Virtually everyone has an opinion about AIIMS, especially in Delhi. AIIMS is there: embedded in the landscape, and in the imagination of people both within and beyond the city. It is a phenomenon as much as a collection of concrete buildings. This in itself made it a compelling site for my PhD research. Its relative neglect by social scientists added to the appeal. Writing about the challenges and rewards of conducting ethnography in public institutions, Didier Fassin (2013: 642) notes that while ethnography must pay attention to understudied social locales, it also retains salience in ‘spaces saturated by consensual meanings’. In the first circumstance, he writes, ethnography ‘illuminates the unknown; in the second, it interrogates the obvious’ (ibid.). AIIMS encompassed both sets of circumstances, making for a research site that was both enticing and particularly challenging to access.

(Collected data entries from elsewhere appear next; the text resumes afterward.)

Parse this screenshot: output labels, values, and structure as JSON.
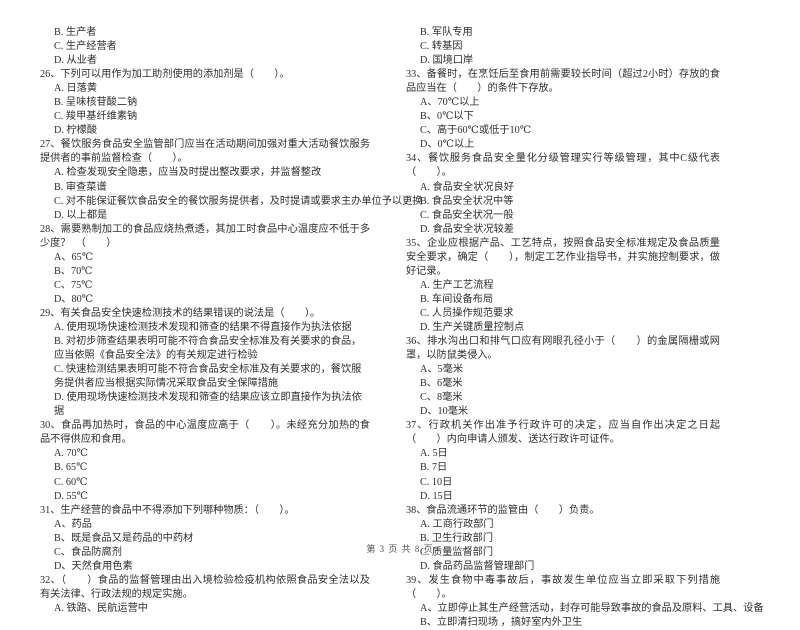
{
  "document": {
    "type": "exam-paper",
    "language": "zh-CN",
    "footer": "第 3 页 共 8 页",
    "page_number": "3",
    "total_pages": "8"
  },
  "left_column": {
    "continued_options": [
      "B. 生产者",
      "C. 生产经营者",
      "D. 从业者"
    ],
    "questions": [
      {
        "number": "26、",
        "stem": "下列可以用作为加工助剂使用的添加剂是（　　）。",
        "options": [
          "A. 日落黄",
          "B. 呈味核苷酸二钠",
          "C. 羧甲基纤维素钠",
          "D. 柠檬酸"
        ]
      },
      {
        "number": "27、",
        "stem": "餐饮服务食品安全监管部门应当在活动期间加强对重大活动餐饮服务提供者的事前监督检查（　　）。",
        "options": [
          "A. 检查发现安全隐患，应当及时提出整改要求，并监督整改",
          "B. 审查菜谱",
          "C. 对不能保证餐饮食品安全的餐饮服务提供者，及时提请或要求主办单位予以更换",
          "D. 以上都是"
        ]
      },
      {
        "number": "28、",
        "stem": "需要熟制加工的食品应烧热煮透，其加工时食品中心温度应不低于多少度？　（　　）",
        "options": [
          "A、65℃",
          "B、70℃",
          "C、75℃",
          "D、80℃"
        ]
      },
      {
        "number": "29、",
        "stem": "有关食品安全快速检测技术的结果错误的说法是（　　）。",
        "options": [
          "A. 使用现场快速检测技术发现和筛查的结果不得直接作为执法依据",
          "B. 对初步筛查结果表明可能不符合食品安全标准及有关要求的食品，应当依照《食品安全法》的有关规定进行检验",
          "C. 快速检测结果表明可能不符合食品安全标准及有关要求的，餐饮服务提供者应当根据实际情况采取食品安全保障措施",
          "D. 使用现场快速检测技术发现和筛查的结果应该立即直接作为执法依据"
        ]
      },
      {
        "number": "30、",
        "stem": "食品再加热时，食品的中心温度应高于（　　）。未经充分加热的食品不得供应和食用。",
        "options": [
          "A. 70℃",
          "B. 65℃",
          "C. 60℃",
          "D. 55℃"
        ]
      },
      {
        "number": "31、",
        "stem": "生产经营的食品中不得添加下列哪种物质：（　　）。",
        "options": [
          "A、药品",
          "B、既是食品又是药品的中药材",
          "C、食品防腐剂",
          "D、天然食用色素"
        ]
      },
      {
        "number": "32、",
        "stem": "（　　）食品的监督管理由出入境检验检疫机构依照食品安全法以及有关法律、行政法规的规定实施。",
        "options": [
          "A. 铁路、民航运营中"
        ]
      }
    ]
  },
  "right_column": {
    "continued_options": [
      "B. 军队专用",
      "C. 转基因",
      "D. 国境口岸"
    ],
    "questions": [
      {
        "number": "33、",
        "stem": "备餐时，在烹饪后至食用前需要较长时间（超过2小时）存放的食品应当在（　　）的条件下存放。",
        "options": [
          "A、70℃以上",
          "B、0℃以下",
          "C、高于60℃或低于10℃",
          "D、0℃以上"
        ]
      },
      {
        "number": "34、",
        "stem": "餐饮服务食品安全量化分级管理实行等级管理，其中C级代表（　　）。",
        "options": [
          "A. 食品安全状况良好",
          "B. 食品安全状况中等",
          "C. 食品安全状况一般",
          "D. 食品安全状况较差"
        ]
      },
      {
        "number": "35、",
        "stem": "企业应根据产品、工艺特点，按照食品安全标准规定及食品质量安全要求，确定（　　），制定工艺作业指导书，并实施控制要求，做好记录。",
        "options": [
          "A. 生产工艺流程",
          "B. 车间设备布局",
          "C. 人员操作规范要求",
          "D. 生产关键质量控制点"
        ]
      },
      {
        "number": "36、",
        "stem": "排水沟出口和排气口应有网眼孔径小于（　　）的金属隔栅或网罩，以防鼠类侵入。",
        "options": [
          "A、5毫米",
          "B、6毫米",
          "C、8毫米",
          "D、10毫米"
        ]
      },
      {
        "number": "37、",
        "stem": "行政机关作出准予行政许可的决定，应当自作出决定之日起（　　）内向申请人颁发、送达行政许可证件。",
        "options": [
          "A. 5日",
          "B. 7日",
          "C. 10日",
          "D. 15日"
        ]
      },
      {
        "number": "38、",
        "stem": "食品流通环节的监管由（　　）负责。",
        "options": [
          "A. 工商行政部门",
          "B. 卫生行政部门",
          "C. 质量监督部门",
          "D. 食品药品监督管理部门"
        ]
      },
      {
        "number": "39、",
        "stem": "发生食物中毒事故后，事故发生单位应当立即采取下列措施（　　）。",
        "options": [
          "A、立即停止其生产经营活动，封存可能导致事故的食品及原料、工具、设备",
          "B、立即清扫现场 ，搞好室内外卫生"
        ]
      }
    ]
  }
}
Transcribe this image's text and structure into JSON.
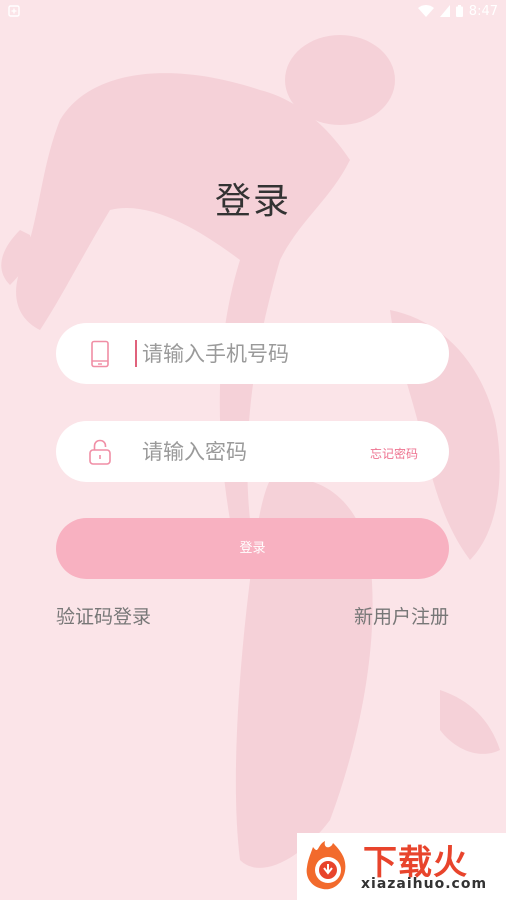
{
  "status_bar": {
    "time": "8:47"
  },
  "page": {
    "title": "登录"
  },
  "form": {
    "phone_placeholder": "请输入手机号码",
    "password_placeholder": "请输入密码",
    "forgot_password_label": "忘记密码",
    "login_button_label": "登录"
  },
  "links": {
    "sms_login_label": "验证码登录",
    "register_label": "新用户注册"
  },
  "watermark": {
    "brand": "下载火",
    "url": "xiazaihuo.com"
  },
  "colors": {
    "background": "#fbe4e8",
    "accent": "#ee7390",
    "button": "#f8b1c1"
  }
}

In April 2014, having listened patiently to the wry and occasionally despairing account of my effort to gain research access to AIIMS, a friend gave me a copy of Kafka’s The Castle. In the novel, K. arrives in a village believing he has been appointed as a Land Surveyor by the authorities that inhabit The Castle, which sits on a hill and pervades the life of the village. The story revolves in increasingly dizzying circles around K’s efforts to have his position recognised by The Castle in order that he may begin work. The challenge of securing access to AIIMS was similarly inflected with moments of comedy, suspicion, despair, and, ultimately, triumph.
…in things of that kind the Castle moves slowly, and the worst of it is that one never knows what this slowness means; it can mean that the matter’s being considered, but it can also mean that it hasn’t yet been taken up … and in the long run it can also mean that the whole thing has been settled, that for some reason or other the promise has been cancelled … One can never find out exactly what is happening, or only a long time afterwards.